Being concerned about AGI *as well* is not a head-fake. We can be concerned about more than one thing.

Just like being concerned about the issues with current-day ML is not a head-fake to draw attention from climate change: both issues are real and deserve attention.

@moshez @mekkaokereke Rob Miles has some really interesting content wrt. why it's important to take AGI alignment issues seriously.

That being said, the techbro hivemind has absolutely tried to shift the discussion over to _only_ discussing the ramifications of technology that doesn't exist yet. The misuse of existing AI tech is already happening, at scale, right now, and it will only get worse as we climb the exponential curve.

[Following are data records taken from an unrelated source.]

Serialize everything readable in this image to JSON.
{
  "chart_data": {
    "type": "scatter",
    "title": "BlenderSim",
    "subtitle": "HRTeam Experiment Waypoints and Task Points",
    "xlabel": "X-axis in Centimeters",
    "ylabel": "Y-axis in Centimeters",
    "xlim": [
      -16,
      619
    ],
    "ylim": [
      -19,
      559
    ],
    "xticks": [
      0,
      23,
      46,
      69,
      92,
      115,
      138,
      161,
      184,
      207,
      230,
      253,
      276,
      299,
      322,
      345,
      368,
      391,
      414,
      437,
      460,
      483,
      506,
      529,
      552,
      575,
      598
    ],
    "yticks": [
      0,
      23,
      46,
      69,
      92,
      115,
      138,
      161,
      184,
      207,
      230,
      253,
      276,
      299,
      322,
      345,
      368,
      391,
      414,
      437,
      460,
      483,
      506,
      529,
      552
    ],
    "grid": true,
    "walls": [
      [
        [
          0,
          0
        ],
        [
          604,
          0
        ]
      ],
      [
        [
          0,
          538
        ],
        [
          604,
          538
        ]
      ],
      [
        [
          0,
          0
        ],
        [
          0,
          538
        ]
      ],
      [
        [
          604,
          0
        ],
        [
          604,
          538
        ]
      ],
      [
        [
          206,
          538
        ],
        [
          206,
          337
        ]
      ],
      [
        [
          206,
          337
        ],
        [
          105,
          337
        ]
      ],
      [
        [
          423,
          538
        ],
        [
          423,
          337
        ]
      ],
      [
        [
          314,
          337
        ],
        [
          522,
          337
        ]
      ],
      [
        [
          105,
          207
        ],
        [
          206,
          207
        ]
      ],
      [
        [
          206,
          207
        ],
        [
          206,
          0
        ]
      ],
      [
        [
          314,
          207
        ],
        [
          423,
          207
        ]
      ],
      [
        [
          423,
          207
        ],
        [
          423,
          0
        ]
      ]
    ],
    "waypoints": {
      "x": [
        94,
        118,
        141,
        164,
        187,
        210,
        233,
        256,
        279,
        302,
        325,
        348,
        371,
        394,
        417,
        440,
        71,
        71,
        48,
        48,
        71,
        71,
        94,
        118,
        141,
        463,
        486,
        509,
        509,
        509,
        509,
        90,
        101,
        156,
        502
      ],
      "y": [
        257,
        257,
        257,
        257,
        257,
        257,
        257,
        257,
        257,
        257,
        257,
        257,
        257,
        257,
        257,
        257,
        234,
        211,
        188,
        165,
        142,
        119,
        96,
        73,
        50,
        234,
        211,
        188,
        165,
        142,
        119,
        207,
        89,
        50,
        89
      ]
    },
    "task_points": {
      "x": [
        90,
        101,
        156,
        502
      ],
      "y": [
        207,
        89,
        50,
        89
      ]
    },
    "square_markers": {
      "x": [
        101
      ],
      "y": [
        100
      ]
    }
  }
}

Meanwhile, Microsoft just laid off an AI ethics team.

Go figure.

@duk @mekkaokereke If it's any consolation, MS also does pretty badly on long-term AI Safety, so if nothing else, they're consistent in putting profits over people.

Which is kind of my point. This isn't an either-or situation, just like "stop structural racism" and "stop structural sexism" aren't either-or, and anyone who tells you differently is probably a fascist.

We can care about both and believe both are problems we absolutely should solve.

@mekkaokereke >>There are very real, very serious, risks from Machine Learning in general, but they are not the risks that these delusional dudes are talking about.<<

This was going to be my only comment when i saw that first post. That there are things to fear from AI but just not things like a cyberwar in 2029 with autonomous robotic soldiers ala Terminator 2. More like AI stealing all your art styles w/no attribution or compensation for one.